Meet Deepakalypse. A forward thinking, inward looking, biofueled songwriting autodidact. He’s wandered across America, guitar in hand, doing everything from veggie oil conversions on vintage Mercedes diesel engines to fabrication of large scale art installations and lived to write about it. Floating On A Sphere, his first with Everloving, compiles work from previously self-released material that rides the rails between lo fi acoustic punk and agit folk a-la Jonathan Richman or Billy Bragg.
Citing The Subhumans, Elvis Costello, the Pixies and Modest Mouse as musical influences, the songs on Floating On A Sphere also clearly owe a spiritual debt to Calvinistic hoboism, the open road and the Californian storytelling traditions of John Steinbeck and Woody Guthrie.
Deepakalypse grew up in Ventura, CA skateboarding and playing punk music. A road trip across the United States at age 21 landed him in New Orleans for an extended stay, soaking up the city’s history via his aunt, a costume maker married to a Santeria priest. It was pre-Katrina, but the buildings were already sunken into the below sea level ground. There were no long views to be found unless you went to the river or a levee. Deepakalypse heard fast jazz for the first time there and became a fan of that as well as other styles of music local to the region. It was then he started writing music more seriously and performed at open mics.

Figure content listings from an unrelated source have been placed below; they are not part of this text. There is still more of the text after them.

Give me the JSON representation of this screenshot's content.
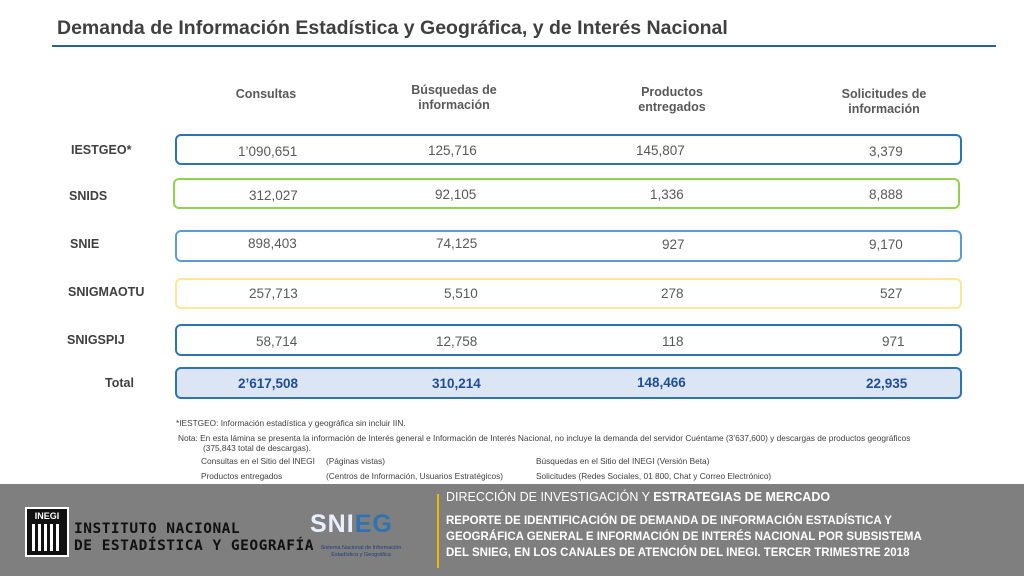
{
  "title": "Demanda de Información Estadística y Geográfica, y de Interés Nacional",
  "columns": [
    {
      "line1": "Consultas",
      "line2": ""
    },
    {
      "line1": "Búsquedas de",
      "line2": "información"
    },
    {
      "line1": "Productos",
      "line2": "entregados"
    },
    {
      "line1": "Solicitudes de",
      "line2": "información"
    }
  ],
  "rows": [
    {
      "label": "IESTGEO*",
      "consultas": "1’090,651",
      "busquedas": "125,716",
      "productos": "145,807",
      "solicitudes": "3,379",
      "border_color": "#2e74b5"
    },
    {
      "label": "SNIDS",
      "consultas": "312,027",
      "busquedas": "92,105",
      "productos": "1,336",
      "solicitudes": "8,888",
      "border_color": "#92d050"
    },
    {
      "label": "SNIE",
      "consultas": "898,403",
      "busquedas": "74,125",
      "productos": "927",
      "solicitudes": "9,170",
      "border_color": "#5b9bd5"
    },
    {
      "label": "SNIGMAOTU",
      "consultas": "257,713",
      "busquedas": "5,510",
      "productos": "278",
      "solicitudes": "527",
      "border_color": "#ffe699"
    },
    {
      "label": "SNIGSPIJ",
      "consultas": "58,714",
      "busquedas": "12,758",
      "productos": "118",
      "solicitudes": "971",
      "border_color": "#2e74b5"
    }
  ],
  "total": {
    "label": "Total",
    "consultas": "2’617,508",
    "busquedas": "310,214",
    "productos": "148,466",
    "solicitudes": "22,935"
  },
  "footnotes": {
    "asterisk": "*IESTGEO: Información estadística y geográfica sin incluir IIN.",
    "note_line1": "Nota: En esta lámina se presenta la información de Interés general e Información de Interés Nacional, no incluye la demanda del servidor Cuéntame (3’637,600) y descargas de productos geográficos",
    "note_line2": "(375,843 total de descargas).",
    "def1_term": "Consultas en el Sitio del INEGI",
    "def1_desc": "(Páginas vistas)",
    "def2_term": "Búsquedas en el Sitio del INEGI (Versión Beta)",
    "def3_term": "Productos entregados",
    "def3_desc": "(Centros de Información, Usuarios Estratégicos)",
    "def4_term": "Solicitudes (Redes Sociales, 01 800, Chat y Correo Electrónico)"
  },
  "footer": {
    "logo_text": "INEGI",
    "org_line1": "INSTITUTO NACIONAL",
    "org_line2": "DE ESTADÍSTICA Y GEOGRAFÍA",
    "snieg_a": "SNI",
    "snieg_b": "EG",
    "snieg_sub1": "Sistema Nacional de Información",
    "snieg_sub2": "Estadística y Geográfica",
    "dir_a": "DIRECCIÓN DE INVESTIGACIÓN Y ",
    "dir_b": "ESTRATEGIAS DE MERCADO",
    "report_line1": "REPORTE DE IDENTIFICACIÓN DE DEMANDA DE INFORMACIÓN ESTADÍSTICA  Y",
    "report_line2": "GEOGRÁFICA GENERAL E INFORMACIÓN DE INTERÉS NACIONAL POR SUBSISTEMA",
    "report_line3": "DEL SNIEG, EN LOS CANALES DE ATENCIÓN DEL INEGI. TERCER TRIMESTRE 2018"
  }
}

Back in Ventura County, Deepakalypse continued to play. Sometimes with a band, punk or otherwise, but he remained solo more often than not. A friend in Oxnard owned a dilapidated shack on a 20 acre strip of flower fields, in an agricultural region surrounded by strawberry fields. It became a way station of sorts for friends to move in and out of and touring punk bands that only played house shows would come through. Deepak would bounce back and forth between there and Louisiana, annually returning to NOLA to pick up work every Spring between Mardi Gras and Jazz Fest. At the flower farm, the minimalist lone wolf would spend his time there working on music and developing an interest in alternative fuels. He powered his car with trash, occasionally sleeping in it. It was a harsh but carefree reality.
“Drummers,” calling for revolution, imagines a present where the people have taken to the streets and “Floating on a Sphere” takes a softer approach to the same mindset with a psilocybin-y assertion that the world is simple and we’re all connected. “A to B” is a detuned saunter through the aimless confusion of figuring out what do to with your life. Dim Sum, the lone love song on the album is sweet, romantic and bare while avoiding treacle with a clear eye. Love still has a seat at the table, even if it’s only temporary.
As a debut, Floating On A Sphere is a modern take on the itinerant wanderer living freely under the hobo code. Political and prickly without resorting to nihilism, Deepakalypse has taken an honest approach to songwriting that’s influence is obliquely rooted in the American experience.